Introduction

Cornell University has two collections of cuneiform tablets. These tablets were made of clay and inscribed with signs that modern scholars call cuneiform ("wedge or cone shaped" from Latin cuneus). They come from an area that is called Mesopotamia, which today roughly equals the territory of the nation of Iraq. These written documents date from the beginnings of writing, c. 3350 BCE until the end of the cuneiform tradition sometime at the end of the first millennium BCE.

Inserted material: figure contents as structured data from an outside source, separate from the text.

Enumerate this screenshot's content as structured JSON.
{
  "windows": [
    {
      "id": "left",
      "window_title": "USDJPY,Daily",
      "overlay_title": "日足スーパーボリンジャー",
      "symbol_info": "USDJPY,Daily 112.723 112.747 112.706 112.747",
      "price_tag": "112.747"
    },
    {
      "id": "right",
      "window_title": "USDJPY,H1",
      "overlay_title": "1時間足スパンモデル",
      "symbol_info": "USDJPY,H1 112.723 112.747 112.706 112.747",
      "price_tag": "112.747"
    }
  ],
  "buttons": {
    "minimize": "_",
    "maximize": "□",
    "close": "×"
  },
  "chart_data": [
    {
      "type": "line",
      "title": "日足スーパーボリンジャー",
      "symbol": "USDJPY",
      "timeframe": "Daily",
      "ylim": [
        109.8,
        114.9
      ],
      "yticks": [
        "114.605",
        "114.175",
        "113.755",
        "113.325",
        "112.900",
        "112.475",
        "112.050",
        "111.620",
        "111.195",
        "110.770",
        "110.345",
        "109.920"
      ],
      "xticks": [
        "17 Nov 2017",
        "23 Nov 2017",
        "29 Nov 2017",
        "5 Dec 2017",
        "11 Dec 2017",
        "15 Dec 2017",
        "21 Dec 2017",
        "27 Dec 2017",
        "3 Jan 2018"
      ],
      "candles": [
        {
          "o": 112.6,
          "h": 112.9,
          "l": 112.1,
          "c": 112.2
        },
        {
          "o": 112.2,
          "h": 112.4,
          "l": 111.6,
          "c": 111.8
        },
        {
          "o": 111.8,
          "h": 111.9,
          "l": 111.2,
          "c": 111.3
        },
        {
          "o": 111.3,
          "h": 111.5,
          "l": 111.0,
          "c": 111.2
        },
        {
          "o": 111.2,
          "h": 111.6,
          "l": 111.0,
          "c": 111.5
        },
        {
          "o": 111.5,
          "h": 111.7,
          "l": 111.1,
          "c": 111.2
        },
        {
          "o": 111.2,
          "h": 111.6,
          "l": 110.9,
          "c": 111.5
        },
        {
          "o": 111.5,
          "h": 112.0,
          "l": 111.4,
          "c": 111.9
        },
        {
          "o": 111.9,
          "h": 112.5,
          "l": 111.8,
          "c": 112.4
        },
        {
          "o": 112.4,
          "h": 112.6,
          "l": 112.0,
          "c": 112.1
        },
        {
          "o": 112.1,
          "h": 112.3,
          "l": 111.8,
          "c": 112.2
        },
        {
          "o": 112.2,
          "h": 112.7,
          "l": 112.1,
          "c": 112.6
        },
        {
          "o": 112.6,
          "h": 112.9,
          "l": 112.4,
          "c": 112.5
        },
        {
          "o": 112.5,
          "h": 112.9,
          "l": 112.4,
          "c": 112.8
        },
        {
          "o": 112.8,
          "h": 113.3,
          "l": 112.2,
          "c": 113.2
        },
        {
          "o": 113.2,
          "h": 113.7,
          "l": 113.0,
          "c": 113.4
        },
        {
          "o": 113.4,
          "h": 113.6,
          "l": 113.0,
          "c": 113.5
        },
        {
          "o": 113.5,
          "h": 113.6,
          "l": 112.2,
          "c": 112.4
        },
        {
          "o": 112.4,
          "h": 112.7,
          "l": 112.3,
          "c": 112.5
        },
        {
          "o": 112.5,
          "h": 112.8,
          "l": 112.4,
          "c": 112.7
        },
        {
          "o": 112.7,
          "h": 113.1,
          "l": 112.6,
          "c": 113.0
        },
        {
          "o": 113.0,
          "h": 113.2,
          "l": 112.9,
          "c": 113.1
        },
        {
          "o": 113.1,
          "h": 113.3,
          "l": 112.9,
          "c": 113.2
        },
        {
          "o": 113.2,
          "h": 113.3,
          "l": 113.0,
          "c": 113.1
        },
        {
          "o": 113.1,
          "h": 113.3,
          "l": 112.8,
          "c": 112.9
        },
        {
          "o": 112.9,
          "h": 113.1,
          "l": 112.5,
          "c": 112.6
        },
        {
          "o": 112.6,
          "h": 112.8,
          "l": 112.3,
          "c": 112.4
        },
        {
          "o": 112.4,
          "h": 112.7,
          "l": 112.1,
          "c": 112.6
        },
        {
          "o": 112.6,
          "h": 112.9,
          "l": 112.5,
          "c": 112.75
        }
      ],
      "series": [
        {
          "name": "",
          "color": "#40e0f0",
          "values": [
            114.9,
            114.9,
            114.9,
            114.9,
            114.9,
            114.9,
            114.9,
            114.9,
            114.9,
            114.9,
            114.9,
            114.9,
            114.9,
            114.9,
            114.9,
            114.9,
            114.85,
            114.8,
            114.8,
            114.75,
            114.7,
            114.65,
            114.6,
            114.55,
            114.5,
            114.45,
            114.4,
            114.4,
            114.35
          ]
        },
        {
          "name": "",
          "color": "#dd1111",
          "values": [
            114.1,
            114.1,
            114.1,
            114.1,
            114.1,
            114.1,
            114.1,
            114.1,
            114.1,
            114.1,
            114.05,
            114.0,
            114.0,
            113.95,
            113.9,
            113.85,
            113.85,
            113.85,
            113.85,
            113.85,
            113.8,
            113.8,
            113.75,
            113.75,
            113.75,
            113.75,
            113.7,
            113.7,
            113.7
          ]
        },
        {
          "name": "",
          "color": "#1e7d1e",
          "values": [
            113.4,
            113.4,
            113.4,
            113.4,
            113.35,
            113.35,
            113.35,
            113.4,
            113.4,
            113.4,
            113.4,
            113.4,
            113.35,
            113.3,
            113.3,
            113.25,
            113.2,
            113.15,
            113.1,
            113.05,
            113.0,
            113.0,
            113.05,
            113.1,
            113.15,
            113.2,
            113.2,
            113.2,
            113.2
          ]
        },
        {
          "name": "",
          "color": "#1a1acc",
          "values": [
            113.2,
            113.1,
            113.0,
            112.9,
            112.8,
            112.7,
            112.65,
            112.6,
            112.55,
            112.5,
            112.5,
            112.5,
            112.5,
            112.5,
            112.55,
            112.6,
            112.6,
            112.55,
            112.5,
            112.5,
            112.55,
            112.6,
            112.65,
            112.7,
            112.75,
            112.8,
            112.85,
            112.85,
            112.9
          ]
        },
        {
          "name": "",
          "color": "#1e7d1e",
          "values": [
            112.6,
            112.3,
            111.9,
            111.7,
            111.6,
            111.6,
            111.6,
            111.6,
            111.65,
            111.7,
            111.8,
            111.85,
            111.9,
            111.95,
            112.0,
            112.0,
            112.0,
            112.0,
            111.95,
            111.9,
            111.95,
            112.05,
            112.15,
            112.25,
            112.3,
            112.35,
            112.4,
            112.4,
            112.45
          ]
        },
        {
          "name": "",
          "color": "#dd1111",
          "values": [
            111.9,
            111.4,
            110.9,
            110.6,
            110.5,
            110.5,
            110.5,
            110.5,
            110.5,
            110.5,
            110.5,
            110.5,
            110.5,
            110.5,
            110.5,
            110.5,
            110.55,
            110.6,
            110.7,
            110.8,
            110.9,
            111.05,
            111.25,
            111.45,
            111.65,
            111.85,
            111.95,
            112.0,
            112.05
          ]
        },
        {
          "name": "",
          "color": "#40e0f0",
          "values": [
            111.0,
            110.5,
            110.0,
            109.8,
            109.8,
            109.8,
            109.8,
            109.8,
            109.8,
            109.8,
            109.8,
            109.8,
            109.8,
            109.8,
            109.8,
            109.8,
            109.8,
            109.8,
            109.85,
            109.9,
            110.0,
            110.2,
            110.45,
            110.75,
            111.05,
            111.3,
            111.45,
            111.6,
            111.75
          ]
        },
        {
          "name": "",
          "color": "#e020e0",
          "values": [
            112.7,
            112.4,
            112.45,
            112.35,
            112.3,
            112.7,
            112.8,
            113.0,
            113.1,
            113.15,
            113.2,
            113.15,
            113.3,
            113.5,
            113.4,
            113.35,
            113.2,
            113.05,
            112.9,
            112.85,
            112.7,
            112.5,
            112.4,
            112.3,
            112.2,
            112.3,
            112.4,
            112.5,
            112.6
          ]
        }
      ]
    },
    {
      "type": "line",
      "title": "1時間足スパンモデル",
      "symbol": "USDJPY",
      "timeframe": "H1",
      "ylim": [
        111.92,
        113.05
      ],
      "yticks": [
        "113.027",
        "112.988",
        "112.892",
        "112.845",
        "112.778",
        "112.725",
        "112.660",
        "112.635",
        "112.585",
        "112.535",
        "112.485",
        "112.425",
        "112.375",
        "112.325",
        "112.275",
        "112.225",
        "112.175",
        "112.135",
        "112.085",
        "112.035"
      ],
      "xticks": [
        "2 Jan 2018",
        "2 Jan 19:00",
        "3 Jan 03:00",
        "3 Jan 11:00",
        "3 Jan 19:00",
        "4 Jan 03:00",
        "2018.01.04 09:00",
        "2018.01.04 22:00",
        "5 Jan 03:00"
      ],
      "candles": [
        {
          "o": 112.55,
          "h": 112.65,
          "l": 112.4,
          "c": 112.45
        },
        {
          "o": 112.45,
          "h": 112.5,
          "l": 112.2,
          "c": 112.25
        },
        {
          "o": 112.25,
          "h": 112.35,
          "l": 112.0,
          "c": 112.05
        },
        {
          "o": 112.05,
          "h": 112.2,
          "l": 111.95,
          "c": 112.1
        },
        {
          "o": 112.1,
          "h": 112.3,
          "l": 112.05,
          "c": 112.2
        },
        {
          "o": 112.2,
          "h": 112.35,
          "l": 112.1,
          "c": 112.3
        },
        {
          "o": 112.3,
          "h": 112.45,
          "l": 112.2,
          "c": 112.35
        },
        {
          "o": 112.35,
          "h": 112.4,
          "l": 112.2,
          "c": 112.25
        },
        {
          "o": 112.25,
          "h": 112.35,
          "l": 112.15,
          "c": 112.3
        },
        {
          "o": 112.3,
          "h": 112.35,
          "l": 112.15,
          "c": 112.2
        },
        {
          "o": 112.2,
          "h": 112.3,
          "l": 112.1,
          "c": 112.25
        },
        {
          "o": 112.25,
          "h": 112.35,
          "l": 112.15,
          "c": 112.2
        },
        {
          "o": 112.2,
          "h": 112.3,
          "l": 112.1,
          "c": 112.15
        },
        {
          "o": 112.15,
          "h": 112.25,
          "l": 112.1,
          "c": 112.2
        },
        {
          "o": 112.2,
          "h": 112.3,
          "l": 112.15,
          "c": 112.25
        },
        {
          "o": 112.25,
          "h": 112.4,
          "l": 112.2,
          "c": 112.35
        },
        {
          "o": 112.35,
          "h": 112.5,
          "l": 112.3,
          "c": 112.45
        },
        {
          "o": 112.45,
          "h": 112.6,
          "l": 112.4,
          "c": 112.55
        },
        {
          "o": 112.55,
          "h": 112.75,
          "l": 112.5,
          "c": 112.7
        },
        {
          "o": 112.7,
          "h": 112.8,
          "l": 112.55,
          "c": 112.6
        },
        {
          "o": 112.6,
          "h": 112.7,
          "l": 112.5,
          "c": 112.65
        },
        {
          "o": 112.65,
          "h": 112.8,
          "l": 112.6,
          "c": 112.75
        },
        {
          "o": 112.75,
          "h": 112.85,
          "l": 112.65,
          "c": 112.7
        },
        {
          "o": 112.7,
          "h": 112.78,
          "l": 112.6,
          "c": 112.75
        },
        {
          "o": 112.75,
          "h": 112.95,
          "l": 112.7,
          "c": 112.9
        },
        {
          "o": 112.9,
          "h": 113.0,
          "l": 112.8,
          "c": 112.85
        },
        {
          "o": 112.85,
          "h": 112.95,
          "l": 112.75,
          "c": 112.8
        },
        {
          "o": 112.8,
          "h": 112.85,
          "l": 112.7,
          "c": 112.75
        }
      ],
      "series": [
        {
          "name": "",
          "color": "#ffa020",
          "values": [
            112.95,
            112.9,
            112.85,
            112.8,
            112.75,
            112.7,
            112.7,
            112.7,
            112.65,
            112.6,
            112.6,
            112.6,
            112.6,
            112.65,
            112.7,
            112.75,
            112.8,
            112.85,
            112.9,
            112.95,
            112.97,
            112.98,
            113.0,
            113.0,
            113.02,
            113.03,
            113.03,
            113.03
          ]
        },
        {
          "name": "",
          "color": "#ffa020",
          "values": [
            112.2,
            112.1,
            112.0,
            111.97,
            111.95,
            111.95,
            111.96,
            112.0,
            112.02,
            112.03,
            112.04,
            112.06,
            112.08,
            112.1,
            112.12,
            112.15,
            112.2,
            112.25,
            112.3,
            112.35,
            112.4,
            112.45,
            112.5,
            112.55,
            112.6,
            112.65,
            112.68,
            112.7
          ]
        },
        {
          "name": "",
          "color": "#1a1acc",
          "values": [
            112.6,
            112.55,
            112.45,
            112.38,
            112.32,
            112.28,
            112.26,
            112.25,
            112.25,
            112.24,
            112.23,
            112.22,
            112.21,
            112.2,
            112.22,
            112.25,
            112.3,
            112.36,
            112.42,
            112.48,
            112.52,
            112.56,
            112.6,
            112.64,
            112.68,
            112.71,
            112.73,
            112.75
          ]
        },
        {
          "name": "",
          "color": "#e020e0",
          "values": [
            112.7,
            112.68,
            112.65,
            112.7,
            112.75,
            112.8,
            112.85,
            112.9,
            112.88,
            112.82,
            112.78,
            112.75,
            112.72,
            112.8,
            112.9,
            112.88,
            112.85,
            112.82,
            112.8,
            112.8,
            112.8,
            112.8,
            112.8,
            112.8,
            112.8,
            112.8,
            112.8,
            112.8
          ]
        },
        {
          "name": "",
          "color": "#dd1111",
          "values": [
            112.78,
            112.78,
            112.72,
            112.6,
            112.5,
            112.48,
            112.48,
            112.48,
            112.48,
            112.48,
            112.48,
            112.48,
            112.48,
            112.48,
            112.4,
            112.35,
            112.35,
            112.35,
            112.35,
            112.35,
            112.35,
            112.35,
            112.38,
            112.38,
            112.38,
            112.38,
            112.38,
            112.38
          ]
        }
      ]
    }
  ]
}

The largest collection of cuneiform tablets at Cornell is owned by the Department of Near Eastern Studies (NES). To this date about 6500 tablets and other inscribed objects have been donated to the NES department through the generous efforts of Jonathan Rosen. The curator of this substantial collection is David I. Owen, the Bernard and Jane Schapiro Professor of Ancient Near Eastern and Judaic Studies at the Department of Near Eastern Studies. The Division of Rare and Manuscript Collections of the Cornell University Library owns a smaller collection of about 194 tablets.

Cornell University is proud to collaborate with the Cuneiform Digital Library Initiative at UCLA, a project of an international group of Assyriologists, museum curators and historians of science to make available through the internet the form and content of cuneiform tablets dating from the beginning of writing, ca. 3350 BC, until the end of the pre-Christian era.